I recently read two very different Star Trek AOS fan fics. In the first fic, the author did some really amazing things with Spock’s childhood and how his father’s disapproval and his peers’ bullying formed him into someone with serious issues in how he viewed himself. He started to believe them–to see himself as less than vulcan and less than human and, ultimately, less than a person. So the author used that starting place to stretch Spock and to force him to grow in some really neat ways. It also gives a really interesting potential window into the movie’s background and sets up Spock to change the people around him. He becomes a force for change. I love stories with good character development!

In the second fic, Jim negotiates some awesome thing with another species, and they reward him. They decide that the thing Jim needs most is a happy childhood, so they give him this potion and he reverts back to the last time he was truly happy (when he was living with his grandparents at age 3 or 4). This is not an unusual plot for Star Trek AOS. What was unusual about it was that the author made it so that he didn’t retain any of his adult memories and in the end, the crew was unable to bring adult Jim back. They decide it’s their job to give him a happy childhood–especially McCoy and Spock–so they go through the process of raising him. It was an unfinished fic, so I don’t know exactly where the author was taking it, but what really struck me was the author’s note about how he/she had had a happy childhood and was appalled at Jim’s childhood so he/she was going to give him a happy childhood.

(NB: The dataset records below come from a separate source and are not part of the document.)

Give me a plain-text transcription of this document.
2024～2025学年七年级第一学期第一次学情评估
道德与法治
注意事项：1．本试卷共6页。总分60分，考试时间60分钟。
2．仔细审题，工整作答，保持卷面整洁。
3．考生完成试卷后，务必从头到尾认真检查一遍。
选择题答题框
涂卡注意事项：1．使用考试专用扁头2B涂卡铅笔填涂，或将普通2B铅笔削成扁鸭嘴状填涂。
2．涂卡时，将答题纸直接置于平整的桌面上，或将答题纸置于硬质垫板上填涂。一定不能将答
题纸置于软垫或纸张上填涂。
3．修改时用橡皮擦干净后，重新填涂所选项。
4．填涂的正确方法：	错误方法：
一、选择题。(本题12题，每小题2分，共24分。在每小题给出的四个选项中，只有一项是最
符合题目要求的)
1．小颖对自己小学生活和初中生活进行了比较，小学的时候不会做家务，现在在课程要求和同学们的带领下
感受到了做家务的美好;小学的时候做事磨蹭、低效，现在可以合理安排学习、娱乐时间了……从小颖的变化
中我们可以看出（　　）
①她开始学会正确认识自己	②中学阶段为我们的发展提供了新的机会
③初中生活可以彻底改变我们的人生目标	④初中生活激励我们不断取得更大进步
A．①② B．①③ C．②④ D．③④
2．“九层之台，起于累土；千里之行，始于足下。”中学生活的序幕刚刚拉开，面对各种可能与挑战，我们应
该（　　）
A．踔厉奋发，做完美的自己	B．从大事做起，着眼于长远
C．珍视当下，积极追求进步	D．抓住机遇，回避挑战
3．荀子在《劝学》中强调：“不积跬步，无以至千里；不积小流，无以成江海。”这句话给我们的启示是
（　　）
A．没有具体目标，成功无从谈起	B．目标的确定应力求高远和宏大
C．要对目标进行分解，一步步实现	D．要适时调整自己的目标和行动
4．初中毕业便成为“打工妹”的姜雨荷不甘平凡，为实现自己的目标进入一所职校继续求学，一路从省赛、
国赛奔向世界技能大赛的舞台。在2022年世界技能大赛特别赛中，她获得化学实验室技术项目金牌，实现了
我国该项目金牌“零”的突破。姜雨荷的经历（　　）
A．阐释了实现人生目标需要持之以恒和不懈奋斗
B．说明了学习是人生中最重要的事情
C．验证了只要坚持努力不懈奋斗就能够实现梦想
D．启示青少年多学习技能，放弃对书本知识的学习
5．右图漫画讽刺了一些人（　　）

The author KILLED Jim Kirk! I mean, the essence of who he is in AOS is defined by the experiences he’s had. Yes, if you wipe his memories, he’s still alive, but so much of what he’s passionate about is a direct result of his screwed up childhood. For instance, would he be so against “no-win scenarios” if he hadn’t had his father die in one (and/or gone through Tarsus, depending on your AOS character philosophy)? A huge part of what makes him a good captain is all those crappy experiences that shaped his life.

John Eldridge talks about how Satan’s flaming arrows are lies that we get told over and over in our lives. A recurrent theme in my life is the idea that I wreck the lives of everyone who gets close to me. Crazily enough, I’ve been told that by a few different people. And for a long time it was just part of my identity. I used to see myself as so broken that it was like I was made of broken glass and whenever someone got close to me, they’d get sliced open.

However, that analogy only works if everyone else around you is made of flesh instead of broken glass. The reality is that we’re all like rocks in a tumbler, getting our rough edges smoothed off by each other–or like iron sharpening iron. We’re both stretching others and being stretched. So yes, I know I’ve hurt people in my life–who hasn’t?–but that doesn’t mean I should stop getting close to other people or see myself as having more destructive ability than any other human being. We all hurt the people in our lives. It’s part of being broken humans. But all those rough edges we’ve got are less like knives waiting to slice each other open and more like tools that God can use to shape the world and the people around us.

After all, if we let them, it’s the difficult things in our lives that shape us and give us a destiny.